Seven Seas Sop Up CO 2

Balancing the pH budget on the backs of shellfish and corals

3 min read

In mid-July, Science magazine published two landmark papers reporting on a 15-year investigation into the role of carbon dioxide in the Earth's oceans. The major findings are, first, that nearly half of the carbon dioxide that humans have pumped into the atmosphere over the last 200 years has been absorbed by the oceans, and, second, that the rising CO 2 concentrations could start to have serious adverse effects on some marine life.
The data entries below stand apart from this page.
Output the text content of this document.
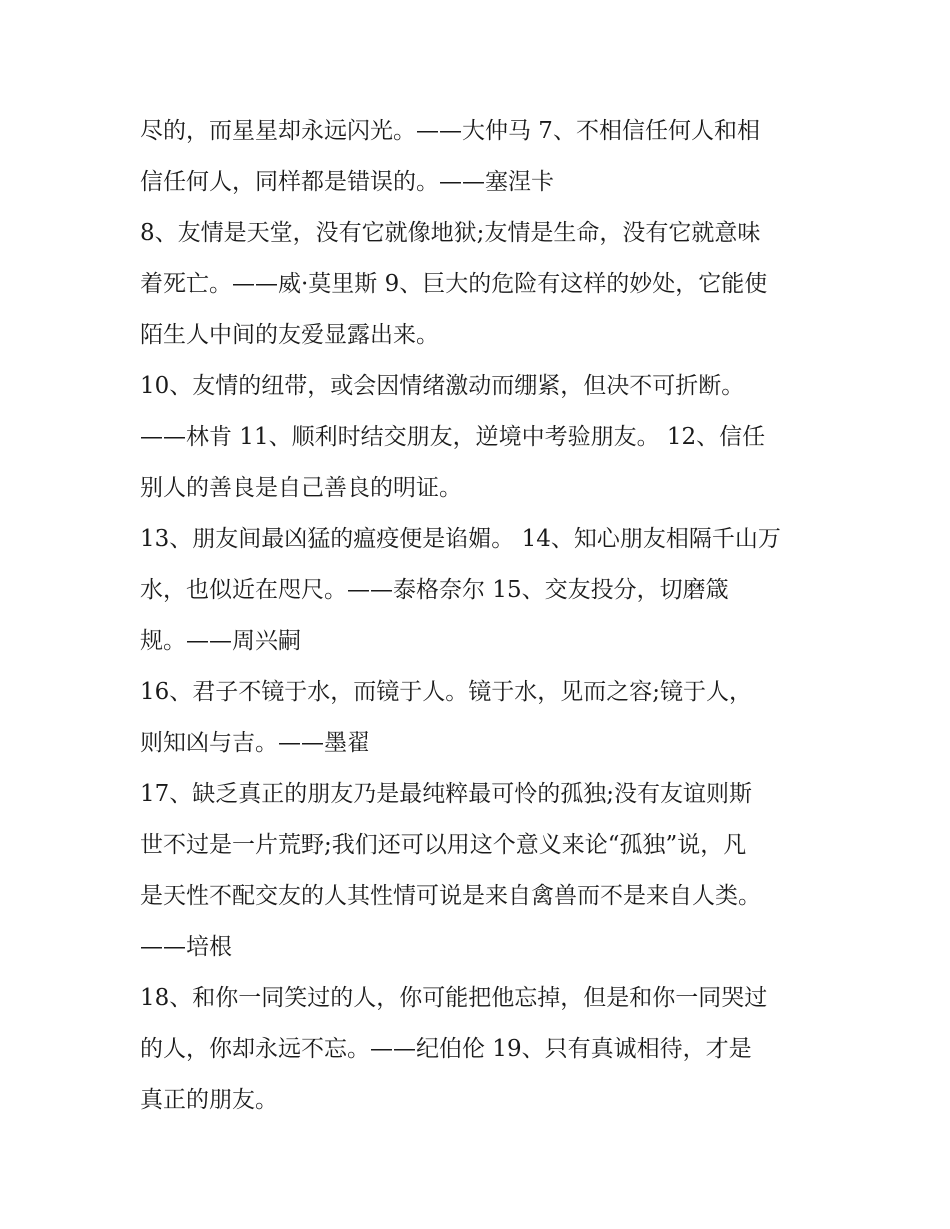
尽的，而星星却永远闪光。——大仲马 7、不相信任何人和相
信任何人，同样都是错误的。——塞涅卡
8、友情是天堂，没有它就像地狱;友情是生命，没有它就意味
着死亡。——威·莫里斯 9、巨大的危险有这样的妙处，它能使
陌生人中间的友爱显露出来。
10、友情的纽带，或会因情绪激动而绷紧，但决不可折断。
——林肯 11、顺利时结交朋友，逆境中考验朋友。 12、信任
别人的善良是自己善良的明证。
13、朋友间最凶猛的瘟疫便是谄媚。 14、知心朋友相隔千山万
水，也似近在咫尺。——泰格奈尔 15、交友投分，切磨箴
规。——周兴嗣
16、君子不镜于水，而镜于人。镜于水，见而之容;镜于人，
则知凶与吉。——墨翟
17、缺乏真正的朋友乃是最纯粹最可怜的孤独;没有友谊则斯
世不过是一片荒野;我们还可以用这个意义来论“孤独”说，凡
是天性不配交友的人其性情可说是来自禽兽而不是来自人类。
——培根
18、和你一同笑过的人，你可能把他忘掉，但是和你一同哭过
的人，你却永远不忘。——纪伯伦 19、只有真诚相待，才是
真正的朋友。
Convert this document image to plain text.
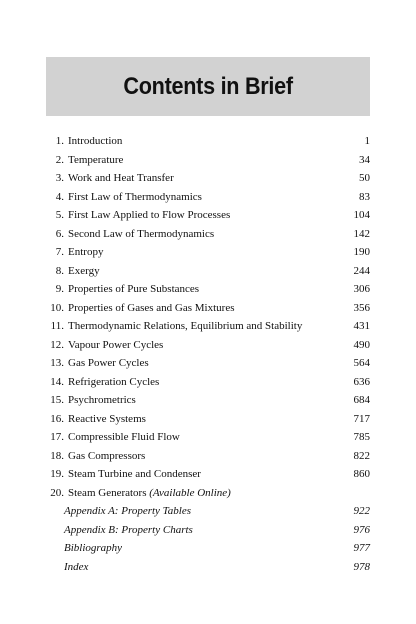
Contents in Brief
1. Introduction	1
2. Temperature	34
3. Work and Heat Transfer	50
4. First Law of Thermodynamics	83
5. First Law Applied to Flow Processes	104
6. Second Law of Thermodynamics	142
7. Entropy	190
8. Exergy	244
9. Properties of Pure Substances	306
10. Properties of Gases and Gas Mixtures	356
11. Thermodynamic Relations, Equilibrium and Stability	431
12. Vapour Power Cycles	490
13. Gas Power Cycles	564
14. Refrigeration Cycles	636
15. Psychrometrics	684
16. Reactive Systems	717
17. Compressible Fluid Flow	785
18. Gas Compressors	822
19. Steam Turbine and Condenser	860
20. Steam Generators (Available Online)
Appendix A: Property Tables	922
Appendix B: Property Charts	976
Bibliography	977
Index	978
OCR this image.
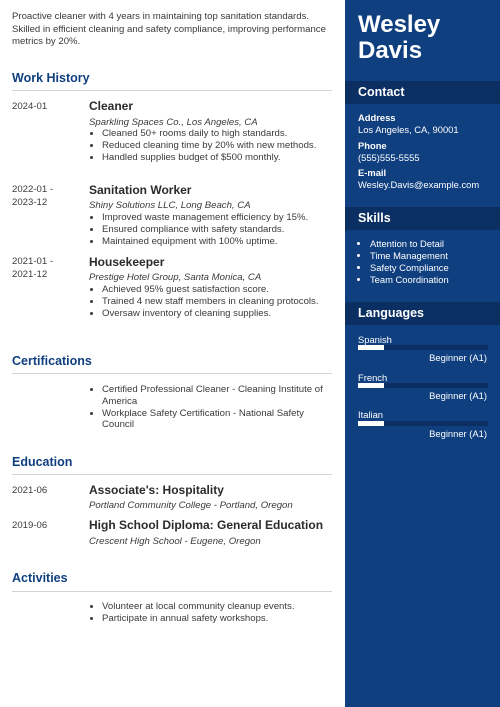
Proactive cleaner with 4 years in maintaining top sanitation standards. Skilled in efficient cleaning and safety compliance, improving performance metrics by 20%.
Work History
2024-01	Cleaner
Sparkling Spaces Co., Los Angeles, CA
• Cleaned 50+ rooms daily to high standards.
• Reduced cleaning time by 20% with new methods.
• Handled supplies budget of $500 monthly.
2022-01 -
2023-12
Sanitation Worker
Shiny Solutions LLC, Long Beach, CA
• Improved waste management efficiency by 15%.
• Ensured compliance with safety standards.
• Maintained equipment with 100% uptime.
2021-01 -
2021-12
Housekeeper
Prestige Hotel Group, Santa Monica, CA
• Achieved 95% guest satisfaction score.
• Trained 4 new staff members in cleaning protocols.
• Oversaw inventory of cleaning supplies.
Certifications
• Certified Professional Cleaner - Cleaning Institute of America
• Workplace Safety Certification - National Safety Council
Education
2021-06	Associate's: Hospitality
Portland Community College - Portland, Oregon
2019-06	High School Diploma: General Education
Crescent High School - Eugene, Oregon
Activities
• Volunteer at local community cleanup events.
• Participate in annual safety workshops.
Wesley
Davis
Contact
Address
Los Angeles, CA, 90001
Phone
(555)555-5555
E-mail
Wesley.Davis@example.com
Skills
• Attention to Detail
• Time Management
• Safety Compliance
• Team Coordination
Languages
Spanish
Beginner (A1)
French
Beginner (A1)
Italian
Beginner (A1)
The background to the reports is essentially this: since 1957-1958, when as an activity of the International Geophysical Year instruments were placed on Hawaii's Mauna Loa volcano, precise measurements have confirmed that CO 2 is rising sharply and steadily in the atmosphere. But an anomaly also appeared. Only about half the CO 2 estimated to be coming from fossil fuel combustion has been showing up in the atmosphere. Oceanographers and atmospheric scientists were pretty sure that most of the missing CO 2 must have been taken up by the oceans, but it is only with the completion of the latest study that this belief is confirmed by solid empirical evidence.

"What is new is not so much what they are telling us," explains Inez Y. Fung, the director of the Berkeley Atmospheric Sciences Center at the University of California at Berkeley, "but rather their establishing what they are telling us by means of global, precise observations." With information assembled from a great many locations and analyzed by means of much better instruments, "now we have high-precision data that permits eking out [that is, identifying] the anthropogenic CO 2 in the ocean," she says.

According to Christopher L. Sabine, an oceanographer at the Pacific Marine Environmental Laboratory in Seattle and the main author of the first Science article, the last global survey of oceanic CO 2 was performed in the 1970s. At that time, roughly 6000 carbon samples were analyzed, and scientists had to contend with an absurdly large error range nearly half the signal strength. In the new survey, based on 72 000 samples worldwide, the error bars were cut by a factor of 10. It took 10 years to do the actual survey and another five to pull all the data together.

The key conclusion , empirically filling a link in the general model of where CO 2 originates and where it ends up, is that between 1800 and 1994, the ocean absorbed 48 percent of total CO 2 emissions. Boasting that their study "permits us, for the first time, to place observational constraints on the anthropogenic CO 2 budget" for the human era, Sabine and his collaborators concluded that the "ocean has constituted the only true net sink for anthropogenic CO 2 over the past 200 years" [see chart, " "Where Has All the CO2 Gone?"].

In recent decades, however, with CO 2 levels in the atmosphere rising exponentially, they found that the terrestrial biosphere has been much more of a sink, consuming as much as 20 percent of CO 2 emissions while the oceans took up just 30 percent.

Looking decades and centuries ahead, they speculate that ocean-atmosphere feedbacks are more likely to be unfavorable than favorable, so that the oceans may become a less efficient CO 2 sink. If that turns out to be right, stabilizing atmospheric levels of CO 2 , which are already nearly double what they were at the dawn of the industrial revolution, will be all the harder.

Even more unsettling, arguably, are the probable effects of rising CO 2 levels on marine life. The second Science report, whose lead author is Richard A. Feely, a marine chemist at the Pacific Marine Environmental Laboratory, explores precisely how ocean chemistry is being affected. The basic underlying principle, familiar from high school, is that when a chemical reaction is in equilibrium--that is, has settled into a particular rate going in both directions--it will strive to get back to equilibrium if it is perturbed.

In the case of the oceans, increasing the CO 2 concentration boosts acidity, which is neutralized when CO 2 reacts with calcium carbonate and water to form ions of HCO 3 and calcium. And the reverse is true as well, with the ions reacting to form CO 2 , water, and calcium carbonate.

In the face of increased acidity from rising CO 2 levels, the ocean tries to maintain its equilibrium by increasing the rate of reaction in the direction of making more ions. But that means consuming more calcium carbonate, which unfortunately for ocean life is the stuff of bone, shell, and coral [see photo, " "Endangered Reefs"].

The impacts vary at different depths, making for a complex picture, but the net effect isn't good for marine life. Observes Berkeley's Fung, you might as well be "dunking critters in lemon juice."